Gamma-ray Pulsar Emission is Mostly Stable on Timescales from Minutes to Years

TL;DR

This study introduces a method to detect rapid flux changes in gamma-ray pulsars, revealing that their magnetospheres are mostly stable over timescales from minutes to years, with minimal flux variation.

Contribution

The paper presents a novel technique for probing pulsar magnetosphere stability on short timescales and applies it to a large sample, finding no significant state changes.

Findings

Flux variations are limited to less than 10% for most pulsars.

Substantial nulling or state changes are excluded in nearly all cases.

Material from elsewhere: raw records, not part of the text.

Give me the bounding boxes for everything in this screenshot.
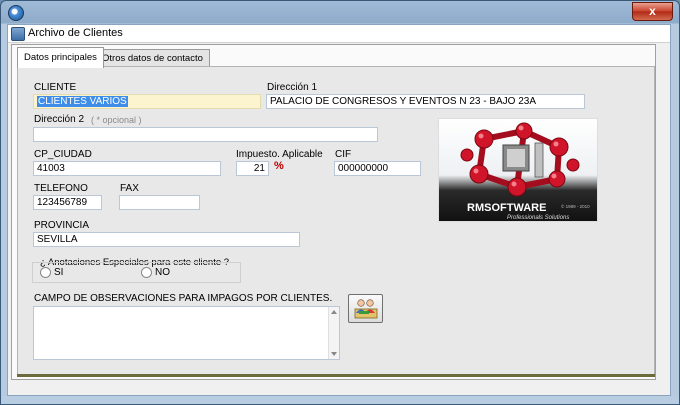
telefono-label: TELEFONO (34, 183, 88, 194)
provincia-label: PROVINCIA (34, 220, 90, 231)
cliente-input[interactable]: CLIENTES VARIOS (33, 94, 261, 109)
direccion2-input[interactable] (33, 127, 378, 142)
impuesto-input[interactable]: 21 (236, 161, 269, 176)
provincia-input[interactable]: SEVILLA (33, 232, 300, 247)
logo-years-text: © 1989 - 2010 (561, 204, 590, 209)
inner-window-title: Archivo de Clientes (28, 27, 123, 39)
cif-label: CIF (335, 149, 352, 160)
direccion1-label: Dirección 1 (267, 82, 318, 93)
radio-si-circle[interactable] (40, 267, 51, 278)
logo-tagline-text: Professionals Solutions (507, 215, 570, 221)
app-globe-icon[interactable] (8, 5, 24, 21)
cif-input[interactable]: 000000000 (334, 161, 421, 176)
window-form-icon (11, 27, 25, 41)
fax-input[interactable] (119, 195, 200, 210)
cp-ciudad-label: CP_CIUDAD (34, 149, 92, 160)
direccion2-optional-hint: ( * opcional ) (91, 115, 142, 125)
radio-no[interactable]: NO (141, 267, 170, 278)
impuesto-label: Impuesto. Aplicable (236, 149, 323, 160)
direccion2-label: Dirección 2 (34, 114, 85, 125)
logo-brand-text: RMSOFTWARE (467, 202, 547, 214)
observaciones-textarea[interactable] (33, 306, 340, 360)
radio-si-label: SI (54, 267, 64, 278)
observaciones-label: CAMPO DE OBSERVACIONES PARA IMPAGOS POR … (34, 293, 333, 304)
scroll-up-arrow-icon[interactable] (331, 310, 337, 314)
inner-title-bar: Archivo de Clientes (8, 25, 670, 43)
close-button[interactable]: x (632, 2, 673, 21)
radio-no-circle[interactable] (141, 267, 152, 278)
direccion1-input[interactable]: PALACIO DE CONGRESOS Y EVENTOS N 23 - BA… (266, 94, 585, 109)
percent-sign: % (274, 160, 284, 172)
window-bottom-border (1, 396, 679, 404)
people-icon (354, 299, 378, 319)
observaciones-scrollbar[interactable] (328, 307, 339, 359)
telefono-input[interactable]: 123456789 (33, 195, 102, 210)
cp-ciudad-input[interactable]: 41003 (33, 161, 221, 176)
client-contacts-button[interactable] (348, 294, 383, 323)
cliente-input-value: CLIENTES VARIOS (37, 96, 128, 107)
molecule-logo-icon (460, 122, 580, 197)
radio-no-label: NO (155, 267, 170, 278)
rmsoftware-logo: RMSOFTWARE © 1989 - 2010 Professionals S… (438, 118, 598, 222)
panel-bottom-bar (17, 374, 655, 377)
fax-label: FAX (120, 183, 139, 194)
scroll-down-arrow-icon[interactable] (331, 352, 337, 356)
cliente-label: CLIENTE (34, 82, 77, 93)
radio-si[interactable]: SI (40, 267, 63, 278)
tab-datos-principales[interactable]: Datos principales (17, 47, 104, 68)
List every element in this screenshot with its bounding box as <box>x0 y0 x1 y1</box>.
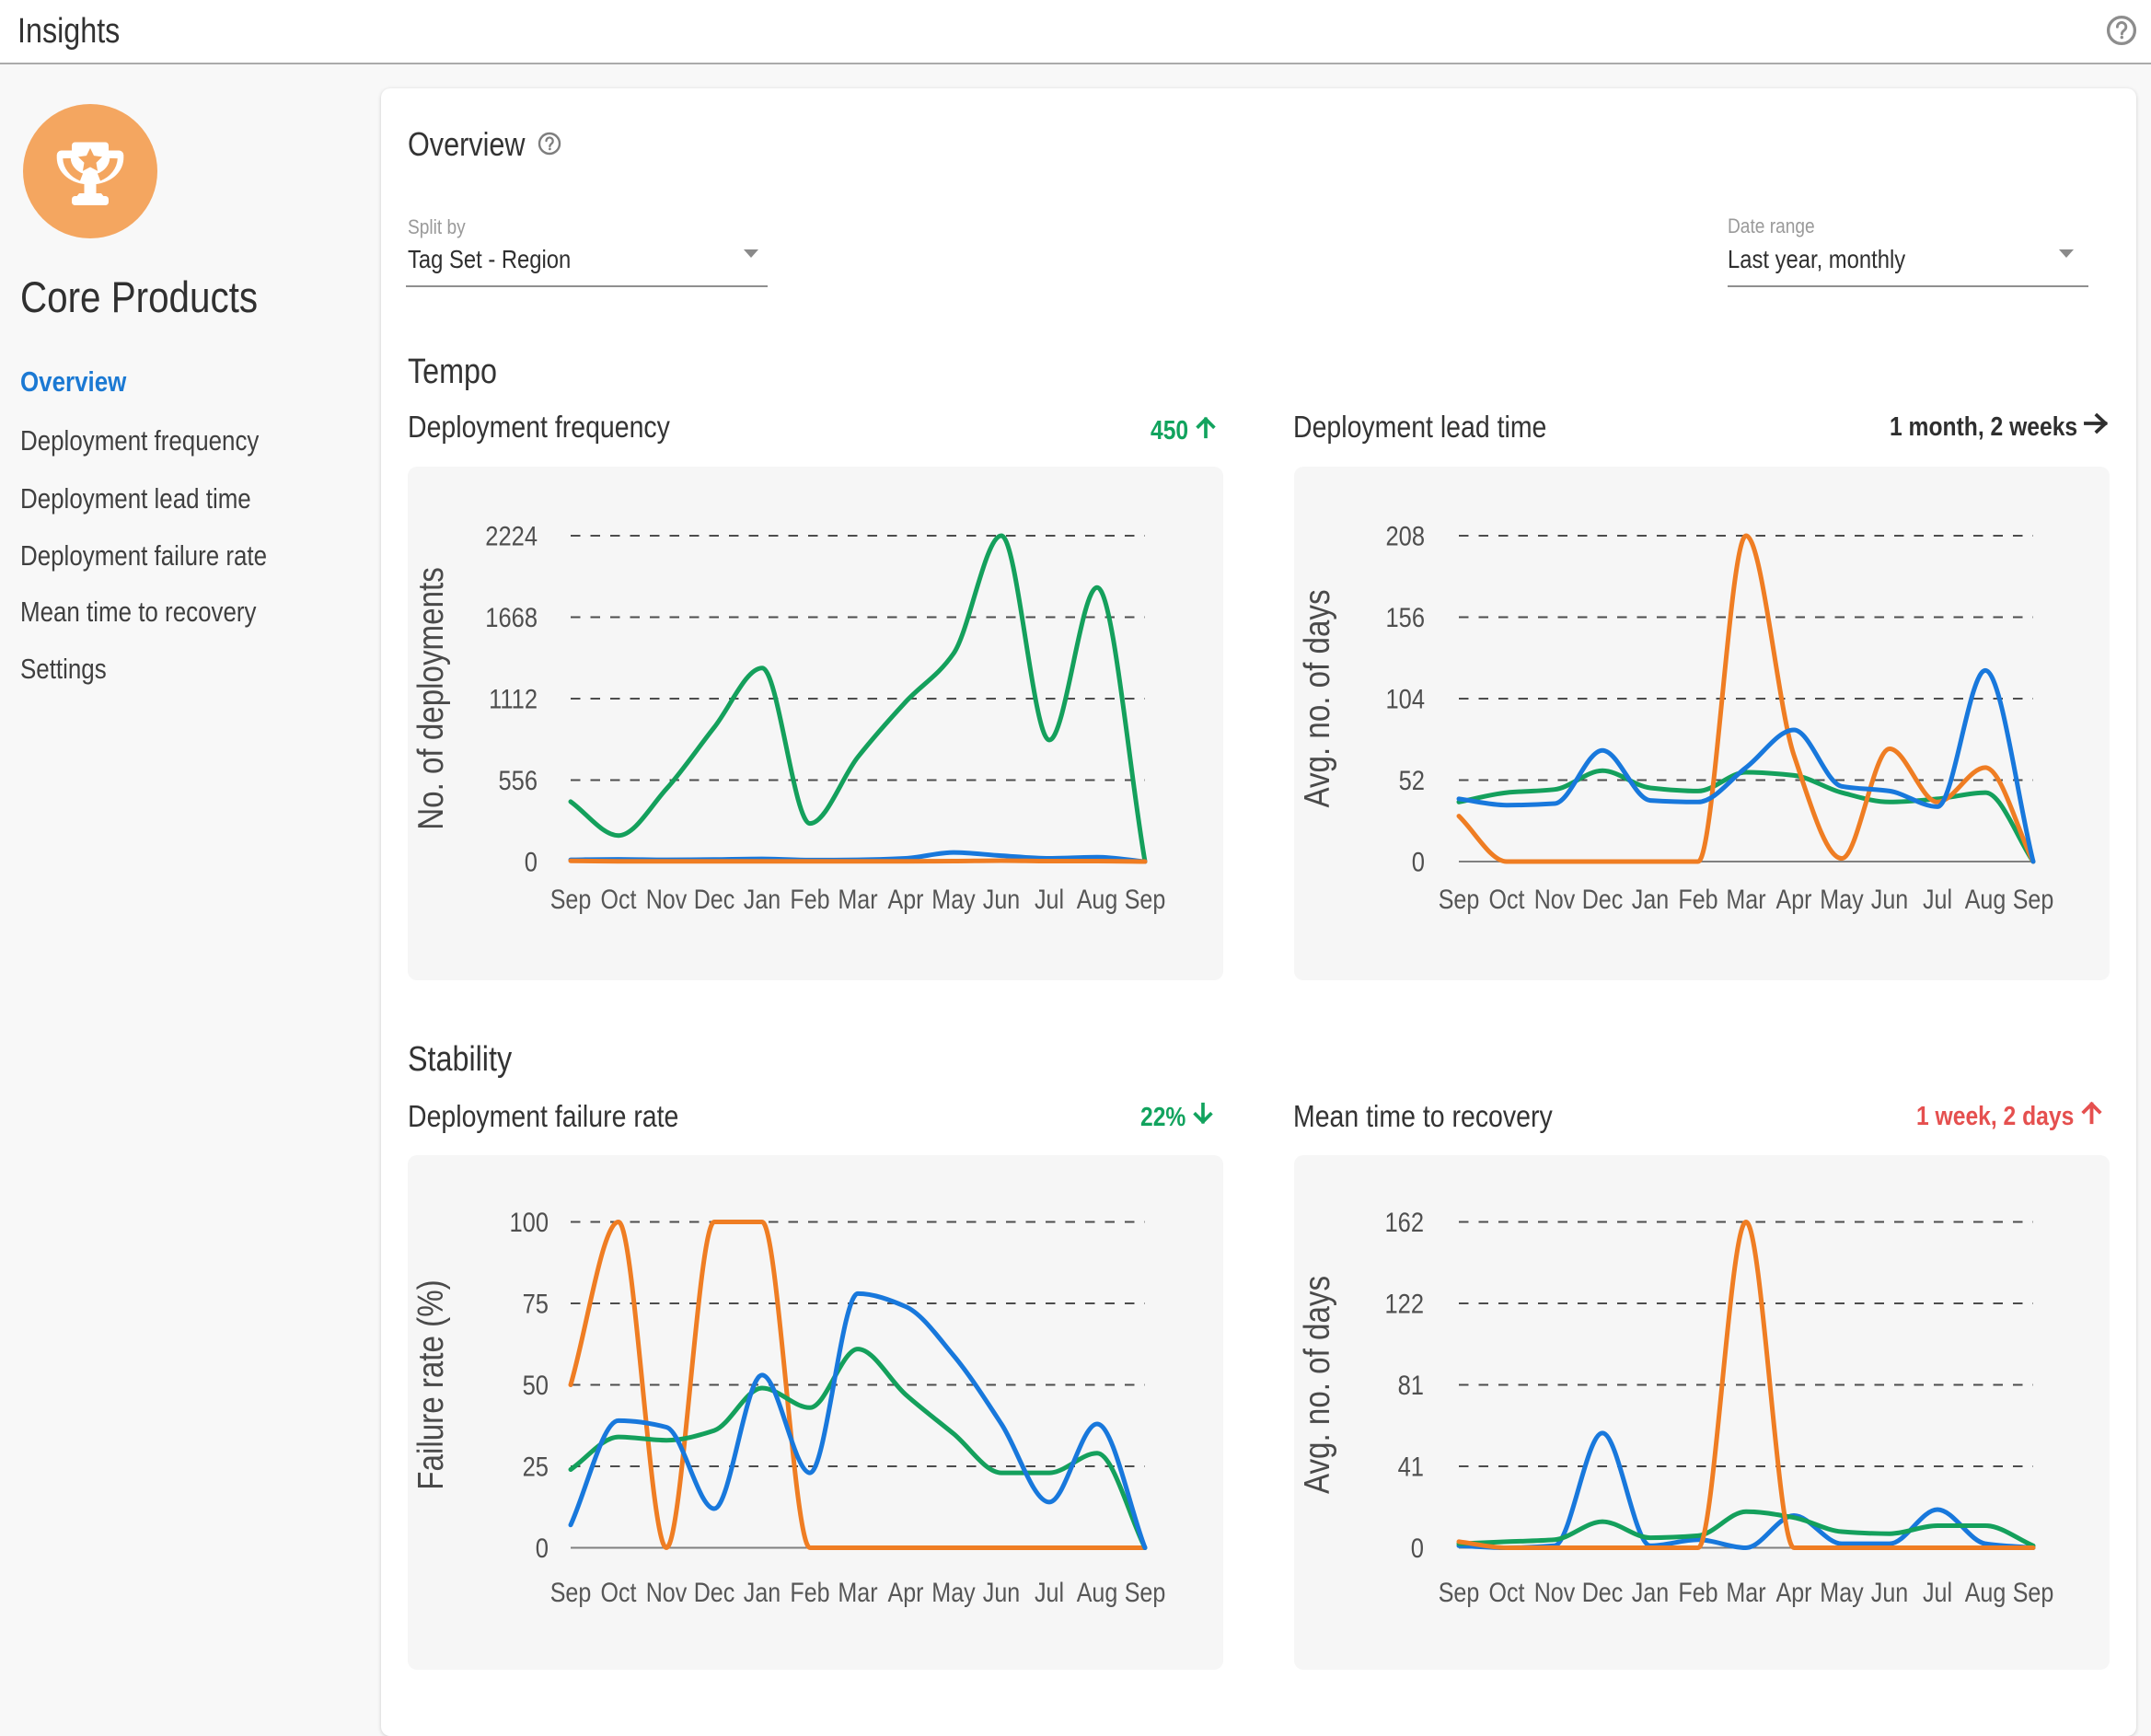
svg-text:Jul: Jul <box>1923 1578 1952 1608</box>
svg-text:52: 52 <box>1399 766 1425 796</box>
svg-text:556: 556 <box>499 766 538 796</box>
svg-text:Oct: Oct <box>1489 885 1525 915</box>
svg-text:Jun: Jun <box>983 1578 1020 1608</box>
svg-text:Nov: Nov <box>1534 1578 1576 1608</box>
svg-text:Oct: Oct <box>601 1578 637 1608</box>
svg-text:May: May <box>931 1578 976 1608</box>
svg-text:Jul: Jul <box>1923 885 1952 915</box>
svg-text:Avg. no. of days: Avg. no. of days <box>1298 589 1337 807</box>
svg-text:Sep: Sep <box>1125 885 1166 915</box>
svg-text:Jun: Jun <box>1871 1578 1908 1608</box>
svg-text:Dec: Dec <box>1582 1578 1624 1608</box>
svg-text:Jan: Jan <box>1632 1578 1669 1608</box>
svg-text:Jul: Jul <box>1035 1578 1064 1608</box>
svg-text:Apr: Apr <box>1776 885 1812 915</box>
svg-text:Jun: Jun <box>983 885 1020 915</box>
svg-text:1668: 1668 <box>485 603 538 633</box>
svg-text:Jun: Jun <box>1871 885 1908 915</box>
svg-text:Oct: Oct <box>601 885 637 915</box>
svg-text:208: 208 <box>1386 521 1426 551</box>
svg-text:Sep: Sep <box>1439 885 1480 915</box>
svg-text:Sep: Sep <box>550 885 592 915</box>
svg-text:Jan: Jan <box>1632 885 1669 915</box>
svg-text:Failure rate (%): Failure rate (%) <box>411 1279 451 1489</box>
svg-text:Aug: Aug <box>1965 885 2006 915</box>
svg-text:Jan: Jan <box>744 1578 781 1608</box>
svg-text:0: 0 <box>1411 1533 1424 1564</box>
svg-text:Feb: Feb <box>790 885 829 915</box>
svg-text:Jan: Jan <box>744 885 781 915</box>
svg-text:2224: 2224 <box>485 521 538 551</box>
svg-text:81: 81 <box>1398 1371 1424 1401</box>
svg-text:75: 75 <box>523 1289 549 1319</box>
svg-text:Dec: Dec <box>694 1578 735 1608</box>
svg-text:Feb: Feb <box>1678 1578 1717 1608</box>
svg-text:1112: 1112 <box>489 684 538 714</box>
svg-text:Feb: Feb <box>790 1578 829 1608</box>
svg-text:Oct: Oct <box>1489 1578 1525 1608</box>
svg-text:0: 0 <box>1412 847 1425 877</box>
svg-text:Sep: Sep <box>550 1578 592 1608</box>
svg-text:Sep: Sep <box>1125 1578 1166 1608</box>
svg-text:0: 0 <box>536 1533 549 1564</box>
svg-text:0: 0 <box>525 847 538 877</box>
svg-text:May: May <box>1820 885 1864 915</box>
svg-text:Mar: Mar <box>1726 1578 1765 1608</box>
svg-text:Mar: Mar <box>1726 885 1765 915</box>
svg-text:25: 25 <box>523 1452 549 1482</box>
svg-text:156: 156 <box>1386 603 1426 633</box>
svg-text:50: 50 <box>523 1371 549 1401</box>
svg-text:100: 100 <box>510 1208 549 1238</box>
svg-text:Nov: Nov <box>1534 885 1576 915</box>
svg-text:Dec: Dec <box>694 885 735 915</box>
svg-text:Mar: Mar <box>838 1578 877 1608</box>
svg-text:Nov: Nov <box>646 885 688 915</box>
svg-text:Sep: Sep <box>1439 1578 1480 1608</box>
svg-text:Jul: Jul <box>1035 885 1064 915</box>
svg-text:Nov: Nov <box>646 1578 688 1608</box>
svg-text:No. of deployments: No. of deployments <box>411 567 451 830</box>
svg-text:Dec: Dec <box>1582 885 1624 915</box>
svg-text:Sep: Sep <box>2013 885 2054 915</box>
svg-text:Feb: Feb <box>1678 885 1717 915</box>
svg-text:Aug: Aug <box>1077 1578 1118 1608</box>
svg-text:Aug: Aug <box>1077 885 1118 915</box>
svg-text:Aug: Aug <box>1965 1578 2006 1608</box>
svg-text:104: 104 <box>1386 684 1426 714</box>
svg-text:Avg. no. of days: Avg. no. of days <box>1298 1276 1337 1494</box>
svg-text:Mar: Mar <box>838 885 877 915</box>
svg-text:May: May <box>931 885 976 915</box>
svg-text:162: 162 <box>1385 1208 1425 1238</box>
svg-text:May: May <box>1820 1578 1864 1608</box>
svg-text:122: 122 <box>1385 1289 1425 1319</box>
svg-text:Apr: Apr <box>1776 1578 1812 1608</box>
svg-text:Apr: Apr <box>888 1578 924 1608</box>
svg-text:Sep: Sep <box>2013 1578 2054 1608</box>
svg-text:41: 41 <box>1398 1452 1424 1482</box>
svg-text:Apr: Apr <box>888 885 924 915</box>
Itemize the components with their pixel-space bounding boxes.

Magnetospheres maintain a nearly constant power output over various timescales.

Abstract

We present a method for the detection and characterization of random changes in the flux from $\gamma$-ray pulsars on sub-hour timescales, much shorter than variations that can be accessed using direct flux measurements. Flux variations are a proxy for the variations in spindown power ($\dot{E}$) or particle acceleration, which can be produced by random switches between quasi-stable configurations of the pulsar magnetosphere. This technique therefore probes the stability of pulsar magnetospheres and discrete spindown states on timescales much shorter than can be achieved with pulsar timing. We apply the method to a sample of 115 bright $\gamma$-ray pulsars, finding no new instances of state changes. We derive the sensitivity of the method and find that, for a wide range of possible state changing models, over a wide range of timescales, we can limit the amplitude of flux ($\dot{E}$) variations to $<$10%. Substantial nulling is excluded in nearly all cases. The best cases limit variations of any sort to $\leq$1%. These results indicate that $\gamma$-ray pulsar magnetospheres maintain a single configuration or narrow range of configurations with nearly constant power output.